Energy-Guided Continuous Entropic Barycenter Estimation for General Costs

TL;DR

This paper introduces a novel algorithm for approximating continuous Entropic OT barycenters with arbitrary costs, leveraging dual reformulation and energy-based models, applicable to low-dimensional and image data.

Contribution

It presents a new energy-guided method for continuous Entropic OT barycenter estimation that avoids complex min-max procedures and connects with energy-based models.

Findings

Provides quality bounds for solutions.

Effective in low-dimensional and image-space scenarios.

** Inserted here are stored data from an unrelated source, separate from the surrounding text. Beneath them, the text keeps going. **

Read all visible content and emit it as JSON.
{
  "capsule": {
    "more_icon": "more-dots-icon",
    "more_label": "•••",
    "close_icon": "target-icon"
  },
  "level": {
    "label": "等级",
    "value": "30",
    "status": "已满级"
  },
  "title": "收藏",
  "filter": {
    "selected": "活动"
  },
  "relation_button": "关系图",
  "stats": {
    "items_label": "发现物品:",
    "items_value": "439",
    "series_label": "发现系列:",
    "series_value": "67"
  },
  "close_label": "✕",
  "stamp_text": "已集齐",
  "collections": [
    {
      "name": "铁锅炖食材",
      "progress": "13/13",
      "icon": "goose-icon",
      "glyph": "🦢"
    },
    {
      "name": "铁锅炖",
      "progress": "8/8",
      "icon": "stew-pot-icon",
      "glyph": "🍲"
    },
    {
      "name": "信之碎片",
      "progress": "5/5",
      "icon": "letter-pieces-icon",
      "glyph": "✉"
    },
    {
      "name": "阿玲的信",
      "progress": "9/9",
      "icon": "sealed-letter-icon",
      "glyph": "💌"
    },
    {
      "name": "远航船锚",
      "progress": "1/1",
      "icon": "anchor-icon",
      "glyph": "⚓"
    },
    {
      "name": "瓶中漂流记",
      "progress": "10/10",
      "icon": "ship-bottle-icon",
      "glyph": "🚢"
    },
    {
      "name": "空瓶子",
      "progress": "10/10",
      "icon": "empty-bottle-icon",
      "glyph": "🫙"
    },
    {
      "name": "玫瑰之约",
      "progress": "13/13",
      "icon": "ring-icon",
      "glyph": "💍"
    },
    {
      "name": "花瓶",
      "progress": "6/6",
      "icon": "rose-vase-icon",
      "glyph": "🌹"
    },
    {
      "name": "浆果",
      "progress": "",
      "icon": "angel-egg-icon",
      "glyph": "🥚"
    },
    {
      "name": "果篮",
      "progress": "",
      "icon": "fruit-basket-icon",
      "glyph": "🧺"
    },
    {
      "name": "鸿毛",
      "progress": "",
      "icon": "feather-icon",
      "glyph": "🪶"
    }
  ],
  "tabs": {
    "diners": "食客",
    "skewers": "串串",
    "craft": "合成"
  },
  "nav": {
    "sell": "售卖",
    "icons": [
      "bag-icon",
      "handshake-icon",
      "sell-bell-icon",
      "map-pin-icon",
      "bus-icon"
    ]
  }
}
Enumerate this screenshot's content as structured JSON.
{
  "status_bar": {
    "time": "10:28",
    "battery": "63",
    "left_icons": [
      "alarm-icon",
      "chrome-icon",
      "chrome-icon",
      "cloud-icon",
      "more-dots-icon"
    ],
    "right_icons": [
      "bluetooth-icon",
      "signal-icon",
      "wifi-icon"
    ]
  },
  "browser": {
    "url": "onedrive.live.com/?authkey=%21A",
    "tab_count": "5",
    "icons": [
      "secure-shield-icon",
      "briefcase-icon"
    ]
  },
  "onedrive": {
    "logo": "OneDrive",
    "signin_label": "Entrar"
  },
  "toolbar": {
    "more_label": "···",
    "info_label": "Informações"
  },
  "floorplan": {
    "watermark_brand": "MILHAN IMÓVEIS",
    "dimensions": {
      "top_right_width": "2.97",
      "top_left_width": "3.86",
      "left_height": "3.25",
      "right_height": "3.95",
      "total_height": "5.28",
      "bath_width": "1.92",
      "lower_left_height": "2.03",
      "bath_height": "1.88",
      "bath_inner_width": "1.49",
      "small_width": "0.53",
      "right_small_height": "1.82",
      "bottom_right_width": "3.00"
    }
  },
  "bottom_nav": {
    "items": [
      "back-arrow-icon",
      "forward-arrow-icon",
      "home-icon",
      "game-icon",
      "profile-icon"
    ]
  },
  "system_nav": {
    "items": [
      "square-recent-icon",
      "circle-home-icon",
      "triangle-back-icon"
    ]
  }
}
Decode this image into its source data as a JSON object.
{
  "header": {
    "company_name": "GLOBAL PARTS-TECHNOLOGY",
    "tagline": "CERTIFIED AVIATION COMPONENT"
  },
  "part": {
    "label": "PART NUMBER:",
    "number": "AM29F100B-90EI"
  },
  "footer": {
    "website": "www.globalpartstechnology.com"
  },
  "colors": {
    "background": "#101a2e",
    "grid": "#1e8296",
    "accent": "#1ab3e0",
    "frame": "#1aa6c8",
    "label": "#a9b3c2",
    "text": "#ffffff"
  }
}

Enables learning barycenters on image manifolds.

Abstract

Optimal transport (OT) barycenters are a mathematically grounded way of averaging probability distributions while capturing their geometric properties. In short, the barycenter task is to take the average of a collection of probability distributions w.r.t. given OT discrepancies. We propose a novel algorithm for approximating the continuous Entropic OT (EOT) barycenter for arbitrary OT cost functions. Our approach is built upon the dual reformulation of the EOT problem based on weak OT, which has recently gained the attention of the ML community. Beyond its novelty, our method enjoys several advantageous properties: (i) we establish quality bounds for the recovered solution; (ii) this approach seamlessly interconnects with the Energy-Based Models (EBMs) learning procedure enabling the use of well-tuned algorithms for the problem of interest; (iii) it provides an intuitive optimization scheme avoiding min-max, reinforce and other intricate technical tricks. For validation, we consider several low-dimensional scenarios and image-space setups, including non-Euclidean cost functions. Furthermore, we investigate the practical task of learning the barycenter on an image manifold generated by a pretrained generative model, opening up new directions for real-world applications. Our code is available at https://github.com/justkolesov/EnergyGuidedBarycenters.